Jobs (and why we don’t want them)

When I imagine my future, I imagine going to a college (possibly a UC), probably taking a job while I’m in college (working at a store or restaurant probably), and then graduating and finding a job in the same field as my major (whatever that ends up being, probably something in biology). Nowhere do I picture myself being a farmer. It doesn’t really matter how much I got paid, I could never really imagine myself being a farmer for a few reasons: 1) I want to make a difference with my job and being a farmer won’t do that, 2) I won’t get a job as a farmer while I’m in college since I don’t feel like it could work around my probably busy schedule, and 3) once I graduate and get a degree I won’t want to waste that on becoming a farmer. Also, if I were to get a random job after college I would want one that has room for growth, something farming doesn’t really have (you know, other than all the growing the plants do). So, I can definitely understand why so many people in America don’t want to take up a job in farming, according to this article.

But, just because I don’t want the job and understand why other people don’t, doesn’t mean that the job positions don’t need to be filled. But we can’t really blame all of the individuals, instead we should look more at society as a whole and how it has taught all of us not to want to take that sort of job. It is because of people like Trump who believe that jobs like farming belong (or belonged) entirely to illegal immigrants and “bad hombres” that many people don’t want to take those jobs, they were taught that they were for people who had it worse than them and still feel like those people will be here to do it for them. But, because of Trump’s immigration crack down those people are no longer here but still no one wants to take those jobs because of the preconceived notion everyone has of them. But, maybe this could turn out to be a good thing. I can see this going a few different ways. One thing that could happen, probably worst scenario, is no one fills the jobs and eventually the farming industry collapses and we have severe problems with food. But, the other more likely scenarios are that we either start to understand that all jobs can be equal and eventually people are more accepting of all jobs, or we revamp the entire farming industry for one that becomes more sustainable and is better for everyone in the end. No matter what, all I know is something needs to change.

 

(image from pixabay)

Time

Time is endless. There was a point at which the universe started and a point when the universe will end meaning time only has a short period in which it is actually useful, but all in all time is relatively endless. So why do humans always try to control, manipulate, and use time. Much like I talked about in my Constraints post, I believe that we really just try to use time because of how afraid we are of it. We realize that time ultimately controls us and there’s nothing we can do to actually change it or make a difference in it, but we put deadlines on things and rush people because of how short our life seems in comparison to all time. Really we just try to understand time and make the most of it, but we end up doing is causing more problems. We rush life and take away its meaning and fun because we always worry about running out of time. And this applies to so many things, from balancing work and play to eating and drinking. Yes, you read that right, we put time constraints on eating and drinking.
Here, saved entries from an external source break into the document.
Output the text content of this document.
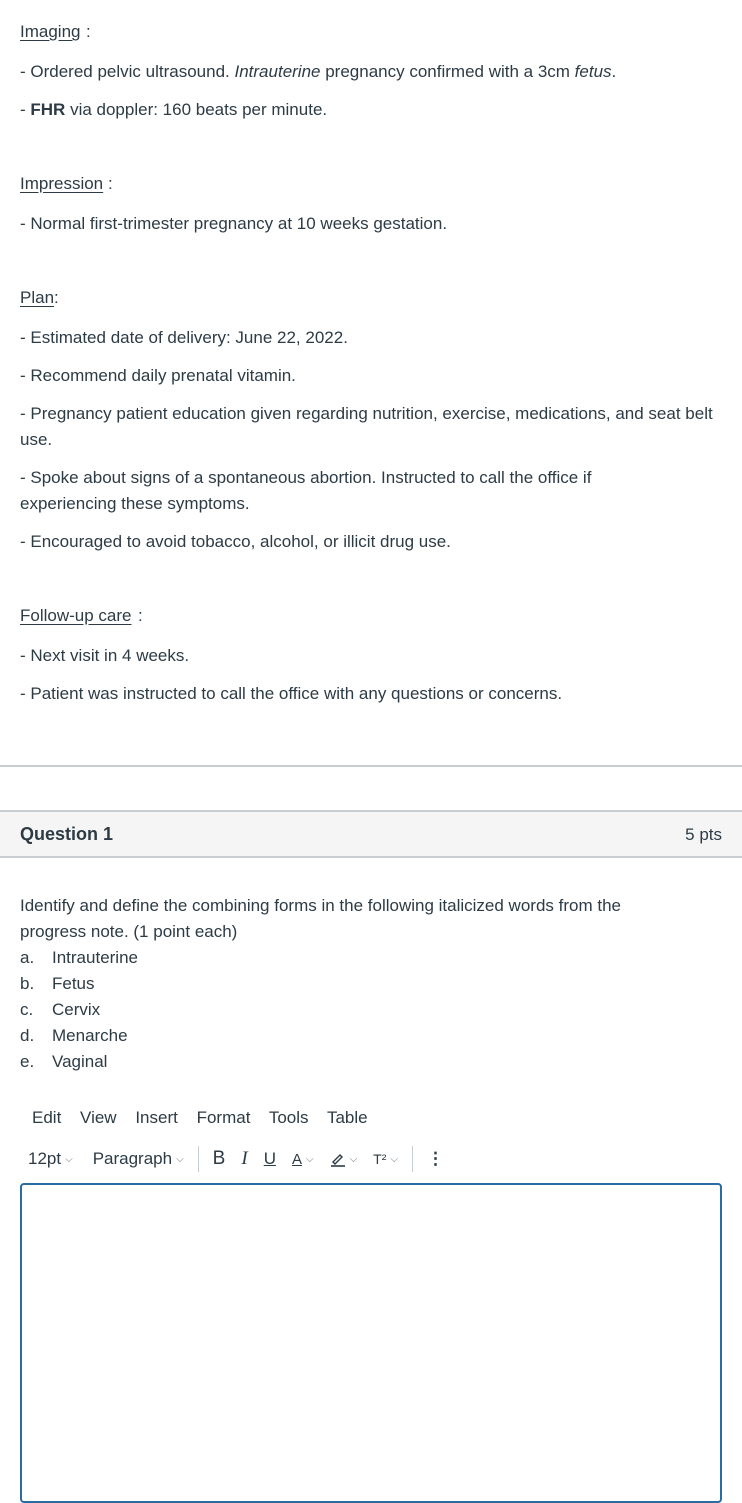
Imaging :
- Ordered pelvic ultrasound. Intrauterine pregnancy confirmed with a 3cm fetus.
- FHR via doppler: 160 beats per minute.
Impression :
- Normal first-trimester pregnancy at 10 weeks gestation.
Plan :
- Estimated date of delivery: June 22, 2022.
- Recommend daily prenatal vitamin.
- Pregnancy patient education given regarding nutrition, exercise, medications, and seat belt use.
- Spoke about signs of a spontaneous abortion. Instructed to call the office if experiencing these symptoms.
- Encouraged to avoid tobacco, alcohol, or illicit drug use.
Follow-up care :
- Next visit in 4 weeks.
- Patient was instructed to call the office with any questions or concerns.
Question 1	5 pts
Identify and define the combining forms in the following italicized words from the progress note. (1 point each)
a. Intrauterine
b. Fetus
c. Cervix
d. Menarche
e. Vaginal
Edit View Insert Format Tools Table
12pt ⌵ Paragraph ⌵ B I U A ⌵	⌵ T² ⌵ ⋮
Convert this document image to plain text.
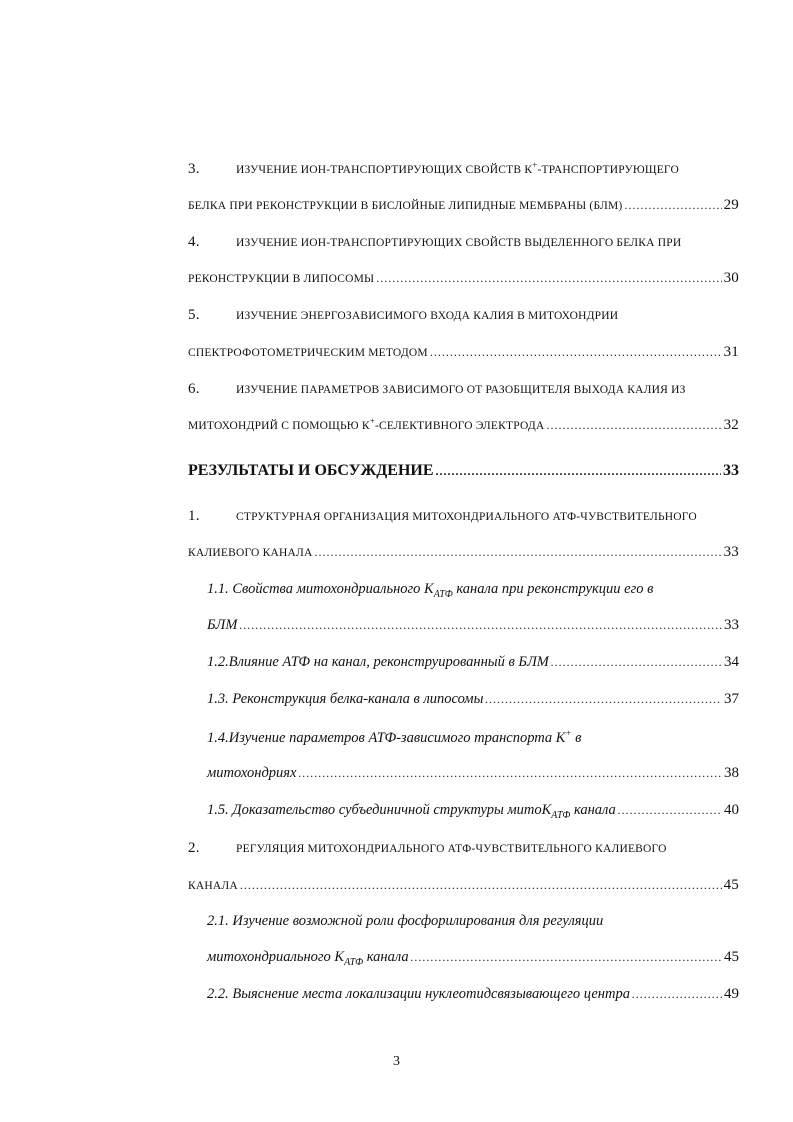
3.	ИЗУЧЕНИЕ ИОН-ТРАНСПОРТИРУЮЩИХ СВОЙСТВ К+-ТРАНСПОРТИРУЮЩЕГО
БЕЛКА ПРИ РЕКОНСТРУКЦИИ В БИСЛОЙНЫЕ ЛИПИДНЫЕ МЕМБРАНЫ (БЛМ) .....	29
4.	ИЗУЧЕНИЕ ИОН-ТРАНСПОРТИРУЮЩИХ СВОЙСТВ ВЫДЕЛЕННОГО БЕЛКА ПРИ
РЕКОНСТРУКЦИИ В ЛИПОСОМЫ .....	30
5.	ИЗУЧЕНИЕ ЭНЕРГОЗАВИСИМОГО ВХОДА КАЛИЯ В МИТОХОНДРИИ
СПЕКТРОФОТОМЕТРИЧЕСКИМ МЕТОДОМ .....	31
6.	ИЗУЧЕНИЕ ПАРАМЕТРОВ ЗАВИСИМОГО ОТ РАЗОБЩИТЕЛЯ ВЫХОДА КАЛИЯ ИЗ
МИТОХОНДРИЙ С ПОМОЩЬЮ К+-СЕЛЕКТИВНОГО ЭЛЕКТРОДА .....	32
РЕЗУЛЬТАТЫ И ОБСУЖДЕНИЕ .....	33
1.	СТРУКТУРНАЯ ОРГАНИЗАЦИЯ МИТОХОНДРИАЛЬНОГО АТФ-ЧУВСТВИТЕЛЬНОГО
КАЛИЕВОГО КАНАЛА .....	33
1.1. Свойства митохондриального $К_{АТФ}$ канала при реконструкции его в
БЛМ .....	33
1.2.Влияние АТФ на канал, реконструированный в БЛМ .....	34
1.3. Реконструкция белка-канала в липосомы .....	37
1.4.Изучение параметров АТФ-зависимого транспорта К+ в
митохондриях .....	38
1.5. Доказательство субъединичной структуры митоК$_{АТФ}$ канала .....	40
2.	РЕГУЛЯЦИЯ МИТОХОНДРИАЛЬНОГО АТФ-ЧУВСТВИТЕЛЬНОГО КАЛИЕВОГО
КАНАЛА .....	45
2.1. Изучение возможной роли фосфорилирования для регуляции
митохондриального $К_{АТФ}$ канала .....	45
2.2. Выяснение места локализации нуклеотидсвязывающего центра .....	49
3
The dictionary definition of the expired is: (of a document, authorization, or agreement) cease to be valid, typically after a fixed period of time. And we use this word to describe our food and drinks after a certain amount of time, but how do we figure out that time. The definition says something that is expired “ceases to be valid” but isn’t that subjective when it comes to food? If it isn’t going to kill or even hurt you to eat or drink a certain thing after a certain time why do we put an expiration date on it. This video¬†goes more in depth on that question and talks about how much food is wasted simply because we put a random date telling consumers when to throw it away. One problem I have with the video, though, is that it doesn’t talk that much about the solutions to this problem. While it does mention and list a few different ideas that could be used to find a solution, it never actually describes what should be done. So, here are my thoughts: I believe that expiration dates should be controlled federally (simply to avoid any confusion), only be placed on foods that actually become dangerous after a certain time (people can decide for themselves when to throw out something that just tastes bad), and should have a scientific backing that is presented on a public site so everyone can view it. I feel like this could be a very good solution to the problem and extremely cut down on food waste in the US. I know firsthand that food waste is a big problem when it comes to expiration dates because my family does not throw away expired things, but whenever I bring expired food to school my friends always tell me that I should throw it out because it’s bad. But, maybe throwing it out is worse.